Because a book has just been published that has forced me to lay down all arms, abandon my holistic principles and worship exclusively at the philanthropic Church of Big Pharma and the philosophical school of Naive Realism.

This book is called Trick or treatment? Alternative Medicine on Trial by Simon Singh and Edzard Ernst. For a mere £16.99 you can have any illusions you once had about holistic medicine kicked into touch by a journalist and doctor who totally have your interests at heart and conduct a Kafkaesque trial of Altenative Medicine on behalf of the public good. Although many other doctors have tried to disparage homeopathy and holistic medicine in the pasts, these two have put themselves at a much higher level to reveal the truth, the absolute truth and nothing but the truth and therefore are justified in putting the boot into anything Big Pharma (and shareholders of course) would not approve of. This is not to say they work for Big Pharma in any way. I really and sincerly don't think they do. BUT the pharmaceutical industry must be earnestly praising Ernst and singing the praises of Singh on a daily basis. In their view far too much money (that rightfully belongs to them and their shareholders) has been squandered on useless treatments that the public only thinks were useful.

When, as a young doctor, I first began to study homeopathy in 1982 at the Royal London Homeopathic Hospital I was deeply moved by the humane and kindly doctors working there and the many patients who had tried everything before coming there and now had finally benefited from homeopathic treatment. Now Singh and Ernst have convinced me that we were all deluded. Me, the patients and the homeopathic doctors. All improvements were imagined… But I really was inspired and thought it true at the time. Why was I so gullible?

I do take issue with one thing though. Singh and Ernst are quoted in The Times as saying: ‘In fact the best way to exploit the placebo effect is to lie excessively to make the pill seem extra-special, by using statements such as “this remedy has been imported from Timbuktu etc.”’ This is simply wrong. I have met hundreds of homeopathic doctors and heard many say many strange things – but never have I thought they were lying. The best way to get patients better with medicines that Ernst and Singh think are placebo is for the gullible, inane and misguided prescribers like myself earnestly to BELIEVE that these useless remedies actually help their patients. Faith, belief and confidence in what you are doing are much more effective at getting results than lying. I am not a liar but maybe this book will convince me that I have been wrong all these years about homeopathy – so I will now make a formal statement on behalf of myself and all homeopaths who think along similar lines to me.

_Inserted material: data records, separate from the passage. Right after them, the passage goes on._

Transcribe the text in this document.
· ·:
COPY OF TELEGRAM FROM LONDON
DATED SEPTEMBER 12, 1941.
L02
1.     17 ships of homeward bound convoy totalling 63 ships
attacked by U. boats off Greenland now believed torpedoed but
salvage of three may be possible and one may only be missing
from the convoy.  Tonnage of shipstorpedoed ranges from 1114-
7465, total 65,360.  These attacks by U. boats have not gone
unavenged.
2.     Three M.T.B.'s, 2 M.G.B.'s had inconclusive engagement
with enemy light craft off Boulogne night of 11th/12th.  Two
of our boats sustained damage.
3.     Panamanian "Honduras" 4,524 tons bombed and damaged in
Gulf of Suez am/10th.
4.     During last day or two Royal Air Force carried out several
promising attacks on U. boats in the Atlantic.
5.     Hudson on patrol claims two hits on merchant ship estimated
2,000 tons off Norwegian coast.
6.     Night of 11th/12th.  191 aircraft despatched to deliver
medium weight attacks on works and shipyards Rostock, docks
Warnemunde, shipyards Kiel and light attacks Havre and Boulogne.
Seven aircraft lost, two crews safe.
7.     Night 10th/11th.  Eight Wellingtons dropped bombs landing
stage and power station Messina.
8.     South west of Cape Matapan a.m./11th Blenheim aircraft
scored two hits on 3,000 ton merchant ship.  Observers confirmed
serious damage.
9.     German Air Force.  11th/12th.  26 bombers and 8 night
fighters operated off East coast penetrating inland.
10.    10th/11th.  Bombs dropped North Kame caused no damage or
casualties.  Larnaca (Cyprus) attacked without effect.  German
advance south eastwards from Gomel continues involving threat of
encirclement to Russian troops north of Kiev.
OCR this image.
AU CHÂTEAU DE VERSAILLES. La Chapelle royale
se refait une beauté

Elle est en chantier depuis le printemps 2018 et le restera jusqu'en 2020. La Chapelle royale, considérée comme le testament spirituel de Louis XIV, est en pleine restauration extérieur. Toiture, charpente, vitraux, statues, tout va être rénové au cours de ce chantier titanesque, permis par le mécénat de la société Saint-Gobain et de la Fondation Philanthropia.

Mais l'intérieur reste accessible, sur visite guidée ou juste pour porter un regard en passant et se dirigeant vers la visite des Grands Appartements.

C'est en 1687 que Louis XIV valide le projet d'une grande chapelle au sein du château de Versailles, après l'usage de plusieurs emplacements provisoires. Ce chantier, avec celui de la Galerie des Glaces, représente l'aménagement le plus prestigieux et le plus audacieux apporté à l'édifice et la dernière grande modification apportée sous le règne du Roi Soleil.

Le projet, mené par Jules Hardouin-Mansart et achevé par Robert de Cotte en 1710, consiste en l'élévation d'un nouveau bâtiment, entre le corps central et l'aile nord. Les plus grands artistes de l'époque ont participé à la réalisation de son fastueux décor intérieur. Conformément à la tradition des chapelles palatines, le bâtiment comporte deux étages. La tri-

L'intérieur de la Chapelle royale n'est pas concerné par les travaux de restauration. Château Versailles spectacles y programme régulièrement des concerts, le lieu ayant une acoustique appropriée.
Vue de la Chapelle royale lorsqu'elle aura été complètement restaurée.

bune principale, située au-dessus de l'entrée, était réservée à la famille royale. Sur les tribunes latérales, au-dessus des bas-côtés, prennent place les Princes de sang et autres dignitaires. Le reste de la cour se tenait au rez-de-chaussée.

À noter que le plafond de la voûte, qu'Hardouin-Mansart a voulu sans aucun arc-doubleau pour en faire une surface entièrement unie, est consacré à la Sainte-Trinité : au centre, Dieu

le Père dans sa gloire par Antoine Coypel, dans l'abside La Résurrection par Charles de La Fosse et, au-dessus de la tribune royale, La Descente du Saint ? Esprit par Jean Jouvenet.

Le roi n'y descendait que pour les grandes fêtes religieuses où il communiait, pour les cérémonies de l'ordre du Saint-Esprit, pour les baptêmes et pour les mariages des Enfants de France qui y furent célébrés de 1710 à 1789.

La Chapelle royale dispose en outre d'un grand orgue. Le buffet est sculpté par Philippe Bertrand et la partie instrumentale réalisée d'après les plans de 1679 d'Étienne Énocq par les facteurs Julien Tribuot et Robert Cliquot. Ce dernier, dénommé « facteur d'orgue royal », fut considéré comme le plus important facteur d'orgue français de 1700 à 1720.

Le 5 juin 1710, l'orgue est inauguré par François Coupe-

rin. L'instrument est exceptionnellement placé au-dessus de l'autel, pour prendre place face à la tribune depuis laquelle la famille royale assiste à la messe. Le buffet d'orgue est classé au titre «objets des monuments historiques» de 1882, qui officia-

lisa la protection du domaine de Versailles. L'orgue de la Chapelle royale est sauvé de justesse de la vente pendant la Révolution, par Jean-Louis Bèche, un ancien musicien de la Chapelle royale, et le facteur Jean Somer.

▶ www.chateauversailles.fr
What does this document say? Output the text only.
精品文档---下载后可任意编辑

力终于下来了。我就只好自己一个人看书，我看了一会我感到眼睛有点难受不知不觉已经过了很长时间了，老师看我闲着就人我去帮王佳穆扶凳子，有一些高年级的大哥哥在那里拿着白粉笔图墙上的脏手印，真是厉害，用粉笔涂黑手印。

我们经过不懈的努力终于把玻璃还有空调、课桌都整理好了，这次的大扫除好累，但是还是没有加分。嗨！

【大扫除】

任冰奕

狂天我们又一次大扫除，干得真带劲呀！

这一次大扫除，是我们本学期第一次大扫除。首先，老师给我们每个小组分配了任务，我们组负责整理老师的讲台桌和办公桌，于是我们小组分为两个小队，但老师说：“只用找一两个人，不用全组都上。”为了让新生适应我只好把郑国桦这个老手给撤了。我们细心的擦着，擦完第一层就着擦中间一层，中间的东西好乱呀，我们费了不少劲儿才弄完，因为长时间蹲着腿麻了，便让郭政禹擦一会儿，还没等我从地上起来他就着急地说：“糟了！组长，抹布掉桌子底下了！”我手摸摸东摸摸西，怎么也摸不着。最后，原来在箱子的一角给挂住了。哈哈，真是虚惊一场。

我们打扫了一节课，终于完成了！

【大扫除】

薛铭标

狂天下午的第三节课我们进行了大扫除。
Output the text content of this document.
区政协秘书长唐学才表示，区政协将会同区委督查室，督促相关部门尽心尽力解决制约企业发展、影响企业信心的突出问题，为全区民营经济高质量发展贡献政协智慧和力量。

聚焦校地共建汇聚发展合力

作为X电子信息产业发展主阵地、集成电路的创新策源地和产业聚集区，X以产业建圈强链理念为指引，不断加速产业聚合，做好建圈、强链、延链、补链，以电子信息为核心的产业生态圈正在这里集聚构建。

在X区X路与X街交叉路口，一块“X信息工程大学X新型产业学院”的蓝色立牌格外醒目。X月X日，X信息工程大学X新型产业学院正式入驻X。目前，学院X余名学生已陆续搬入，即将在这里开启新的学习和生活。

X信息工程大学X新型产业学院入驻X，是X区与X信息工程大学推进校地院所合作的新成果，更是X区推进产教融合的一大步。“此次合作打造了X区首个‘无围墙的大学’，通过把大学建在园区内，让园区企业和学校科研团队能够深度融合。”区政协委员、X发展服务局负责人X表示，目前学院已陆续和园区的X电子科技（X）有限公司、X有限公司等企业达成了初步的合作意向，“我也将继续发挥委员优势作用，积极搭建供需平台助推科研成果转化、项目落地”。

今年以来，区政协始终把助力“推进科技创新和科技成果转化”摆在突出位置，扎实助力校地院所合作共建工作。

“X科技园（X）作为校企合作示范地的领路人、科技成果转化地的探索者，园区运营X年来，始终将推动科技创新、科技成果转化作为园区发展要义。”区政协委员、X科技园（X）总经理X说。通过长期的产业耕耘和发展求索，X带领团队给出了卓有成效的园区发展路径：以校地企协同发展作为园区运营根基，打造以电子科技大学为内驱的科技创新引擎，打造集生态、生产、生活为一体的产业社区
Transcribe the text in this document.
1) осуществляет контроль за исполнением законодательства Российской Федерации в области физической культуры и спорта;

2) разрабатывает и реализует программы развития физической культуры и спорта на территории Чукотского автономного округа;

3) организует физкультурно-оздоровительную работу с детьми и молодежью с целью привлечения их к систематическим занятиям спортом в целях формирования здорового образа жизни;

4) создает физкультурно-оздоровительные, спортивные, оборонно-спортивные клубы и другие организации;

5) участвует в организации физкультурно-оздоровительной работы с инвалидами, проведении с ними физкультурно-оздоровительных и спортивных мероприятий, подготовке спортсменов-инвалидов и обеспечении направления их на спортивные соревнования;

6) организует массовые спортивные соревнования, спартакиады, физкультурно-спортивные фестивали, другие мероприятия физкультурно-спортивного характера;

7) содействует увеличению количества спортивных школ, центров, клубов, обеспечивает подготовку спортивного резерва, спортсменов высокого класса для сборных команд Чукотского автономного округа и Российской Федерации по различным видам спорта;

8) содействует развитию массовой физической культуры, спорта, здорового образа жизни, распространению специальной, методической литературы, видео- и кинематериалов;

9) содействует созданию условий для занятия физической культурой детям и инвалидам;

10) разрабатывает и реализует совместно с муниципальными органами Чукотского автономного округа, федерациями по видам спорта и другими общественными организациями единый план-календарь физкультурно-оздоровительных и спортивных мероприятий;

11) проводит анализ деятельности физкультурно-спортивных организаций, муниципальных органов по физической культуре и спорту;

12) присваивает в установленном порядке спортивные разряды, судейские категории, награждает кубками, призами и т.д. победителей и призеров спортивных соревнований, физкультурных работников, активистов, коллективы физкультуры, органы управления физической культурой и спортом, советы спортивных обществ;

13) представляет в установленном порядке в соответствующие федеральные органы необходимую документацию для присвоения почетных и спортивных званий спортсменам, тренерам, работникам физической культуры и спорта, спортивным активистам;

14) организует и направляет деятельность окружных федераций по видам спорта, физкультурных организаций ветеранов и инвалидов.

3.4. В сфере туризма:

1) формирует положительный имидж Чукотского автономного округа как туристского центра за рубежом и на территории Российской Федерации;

I hereby state that Edzard Ernst and Simon Singh are honorable men and have convinced me to make the following statement:

1. Homeopathy is worthless because even though patients do remarkably well after consulting us homeopathic doctors, scientific studies have convinced authorities that these improvements are not happening because of the remedies taken. Any other possible reason for the patients' improvement is not scientific and must also therefore be rejected.

2. The people of Britain are ignorant of medical science and obviously cannot be trusted to make a decision about whether homeopathy should retain the small place it has in the NHS. Referendums on this issue would be pointless. As Winston Churchill correctly pointed out: 'The greatest argument against democracy is a five minute conversation with the average voter'.

3. In this era of what has rudely, ignorantly and unfairly pejoratively been termed 'The Nanny State', informed authorities, be they qualified in medicine or not, will decide whether we the gullible public who pay for the NHS get homeopathy on our democratic NHS - or not. This is common sense and those that unpatriotically refer to it as 'Stalinism' should have severe action taken against them - including detention without trial.

4. Trials showing that homeopathy works on animals should be discounted because animals don't respond to placebo and Ernst, Singh and other members of the Naive Realism school of philosophy of science can see no other way in which homeopathy could have a clinical effect.

5. In the footsteps of Galileo, we retract whatever statements we have previously and erroneously stated about homeopathy being a useful medical adjunct to conventional medicine and apologise unequivocally for any inconvenience to the State, the public and especially to school of Naive Realism for our previous actions.